Trump Adviser Claims China Sent 'Weaponized Virus,' Calls Joe Biden the 'Candidate of the Chinese Communist Party'

White House adviser Peter Navarro claimed on Sunday that China sent a "weaponized virus" to target the U.S., while also referring to Democratic presidential hopeful Joe Biden as the "candidate of the Chinese Communist Party."

"We were cruising along until the Chinese Communist Party basically hit us with that deadly virus, that weaponized virus," Navarro, an adviser to President Donald Trump for trade and manufacturing policy, told Fox News. "And I don't think it's any coincidence that the first year that China had a down economy was the same year now that they're coming after us in all sorts of ways."

"And Joe Biden is the candidate of the Chinese Communist Party," he claimed. "Trump, buy American. Biden, buy China." There is no evidence to suggest that Biden is supported by China's government.

Donald Trump and Peter Navarro
White House Trade and Manufacturing Policy Director Peter Navarro speaks as President Donald Trump and Secretary of Education Betsy DeVos listen during a briefing on the coronavirus pandemic at the White House on March 27 in Washington, D.C. Drew Angerer/Getty

Newsweek reached out to the Chinese embassy in Washington, D.C. and Biden's campaign for comment, but did not receive responses by the time of publication.

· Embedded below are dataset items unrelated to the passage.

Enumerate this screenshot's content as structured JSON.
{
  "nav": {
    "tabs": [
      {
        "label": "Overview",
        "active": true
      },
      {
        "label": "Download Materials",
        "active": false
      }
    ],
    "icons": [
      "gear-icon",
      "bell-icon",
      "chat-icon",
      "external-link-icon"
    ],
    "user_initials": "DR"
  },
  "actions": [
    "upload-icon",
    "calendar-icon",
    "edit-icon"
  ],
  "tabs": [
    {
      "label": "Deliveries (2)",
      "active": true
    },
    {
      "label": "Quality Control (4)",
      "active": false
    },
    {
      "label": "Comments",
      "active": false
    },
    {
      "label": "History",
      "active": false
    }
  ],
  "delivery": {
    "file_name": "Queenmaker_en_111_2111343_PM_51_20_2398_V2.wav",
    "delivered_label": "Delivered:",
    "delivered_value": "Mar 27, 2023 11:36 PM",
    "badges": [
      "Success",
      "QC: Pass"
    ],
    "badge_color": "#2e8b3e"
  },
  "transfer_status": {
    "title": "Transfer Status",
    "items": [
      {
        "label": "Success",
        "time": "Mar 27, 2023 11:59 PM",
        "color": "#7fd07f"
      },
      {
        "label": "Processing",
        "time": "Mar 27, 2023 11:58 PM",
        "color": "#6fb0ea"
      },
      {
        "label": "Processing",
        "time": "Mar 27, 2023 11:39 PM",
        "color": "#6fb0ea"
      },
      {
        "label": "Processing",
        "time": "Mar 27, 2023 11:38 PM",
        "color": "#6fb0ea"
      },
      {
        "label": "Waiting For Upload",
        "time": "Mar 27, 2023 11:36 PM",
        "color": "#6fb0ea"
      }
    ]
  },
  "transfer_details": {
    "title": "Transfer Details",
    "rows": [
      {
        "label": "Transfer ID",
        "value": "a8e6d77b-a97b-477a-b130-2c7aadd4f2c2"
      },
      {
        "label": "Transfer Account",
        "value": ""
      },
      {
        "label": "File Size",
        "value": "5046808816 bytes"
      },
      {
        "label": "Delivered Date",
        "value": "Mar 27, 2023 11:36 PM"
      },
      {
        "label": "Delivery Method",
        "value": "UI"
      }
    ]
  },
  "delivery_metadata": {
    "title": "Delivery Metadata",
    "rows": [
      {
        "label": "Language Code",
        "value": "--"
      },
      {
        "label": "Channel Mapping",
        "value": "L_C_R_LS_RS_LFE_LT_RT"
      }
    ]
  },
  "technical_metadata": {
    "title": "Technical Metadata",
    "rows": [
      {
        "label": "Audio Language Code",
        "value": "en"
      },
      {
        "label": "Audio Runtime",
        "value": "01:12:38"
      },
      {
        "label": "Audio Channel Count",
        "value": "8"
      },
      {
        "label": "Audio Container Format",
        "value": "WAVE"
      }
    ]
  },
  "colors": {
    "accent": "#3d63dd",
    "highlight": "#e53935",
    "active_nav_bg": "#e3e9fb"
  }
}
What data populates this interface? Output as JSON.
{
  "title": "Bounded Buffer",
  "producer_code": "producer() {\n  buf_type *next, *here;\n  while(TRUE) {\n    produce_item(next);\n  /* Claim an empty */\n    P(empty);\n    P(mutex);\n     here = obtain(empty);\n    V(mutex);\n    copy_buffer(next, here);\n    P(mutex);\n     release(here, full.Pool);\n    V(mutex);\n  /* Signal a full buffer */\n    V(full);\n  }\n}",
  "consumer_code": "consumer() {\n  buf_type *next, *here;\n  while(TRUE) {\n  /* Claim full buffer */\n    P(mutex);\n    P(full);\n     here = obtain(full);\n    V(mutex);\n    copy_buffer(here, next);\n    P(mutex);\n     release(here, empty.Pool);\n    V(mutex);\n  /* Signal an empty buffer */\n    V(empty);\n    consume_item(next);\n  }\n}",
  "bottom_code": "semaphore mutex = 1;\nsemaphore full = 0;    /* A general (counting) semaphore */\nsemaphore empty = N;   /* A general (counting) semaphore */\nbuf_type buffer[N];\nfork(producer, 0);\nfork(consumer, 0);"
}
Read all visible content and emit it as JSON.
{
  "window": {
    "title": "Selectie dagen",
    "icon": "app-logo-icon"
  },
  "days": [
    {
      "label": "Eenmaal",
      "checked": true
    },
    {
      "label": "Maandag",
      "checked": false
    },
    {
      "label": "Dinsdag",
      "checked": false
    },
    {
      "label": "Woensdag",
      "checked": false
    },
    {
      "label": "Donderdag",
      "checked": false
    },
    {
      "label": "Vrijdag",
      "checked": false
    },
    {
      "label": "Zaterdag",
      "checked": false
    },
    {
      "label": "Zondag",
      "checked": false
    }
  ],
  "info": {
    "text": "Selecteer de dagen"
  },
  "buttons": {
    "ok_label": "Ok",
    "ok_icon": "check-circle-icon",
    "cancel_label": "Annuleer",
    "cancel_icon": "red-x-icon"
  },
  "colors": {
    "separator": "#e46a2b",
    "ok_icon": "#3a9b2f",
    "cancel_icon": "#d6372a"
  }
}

Scientists have dismissed the possibility that the novel coronavirus pandemic was created in a lab and intentionally released to harm the U.S. While they have not ruled out that it could have possibly leaked unintentionally from a lab in China, many believe this is unlikely and it's more realistic to assume the virus was transmitted to humans through natural means.

"There are lots of data and lots of evidence, as well as previous examples of this coming from nature," Kristian Andersen, Ph.D., a professor in the Department of Immunology and Microbiology at Scripps Research Institute in La Jolla, California, told the Center for Infectious Disease Research and Policy at the University of Minnesota in May. "We have exactly zero evidence or data of this having any connection to a lab," he said.

But the Trump administration has repeatedly suggested that there is evidence to link the start of the pandemic to a Chinese lab, without providing that evidence to the public. China has adamantly denied these claims, saying that the U.S. officials are attempting to deflect blame for the Trump administration's own bungled response to the outbreak. The U.S. continues to be the country with the highest number of infections and deaths due to the pandemic, with new cases surging nationwide as most European and East Asian nations have largely subdued their outbreaks.

The novel coronavirus pandemic began in China last November and spread around the world within several months. Chinese officials in Wuhan, where the virus emerged, initially covered up the outbreak, which public health experts have said allowed the outbreak to spread unmitigated. But the Chinese government eventually moved in to curb the spread of the virus, implementing stringent lockdown measures and widespread testing to trace new infections.

Now, as the pandemic has spread around the world, China has reported just over 85,000 confirmed infections and 4,641 deaths, according to a tracker updated by Johns Hopkins University. Comparatively, the U.S. now has confirmed more than 3.2 million infections and more than 135,000 deaths.

Correction 6:19 PM ET: This article has been corrected to say that Navarro's remarks were made to Fox News, not Fox Business.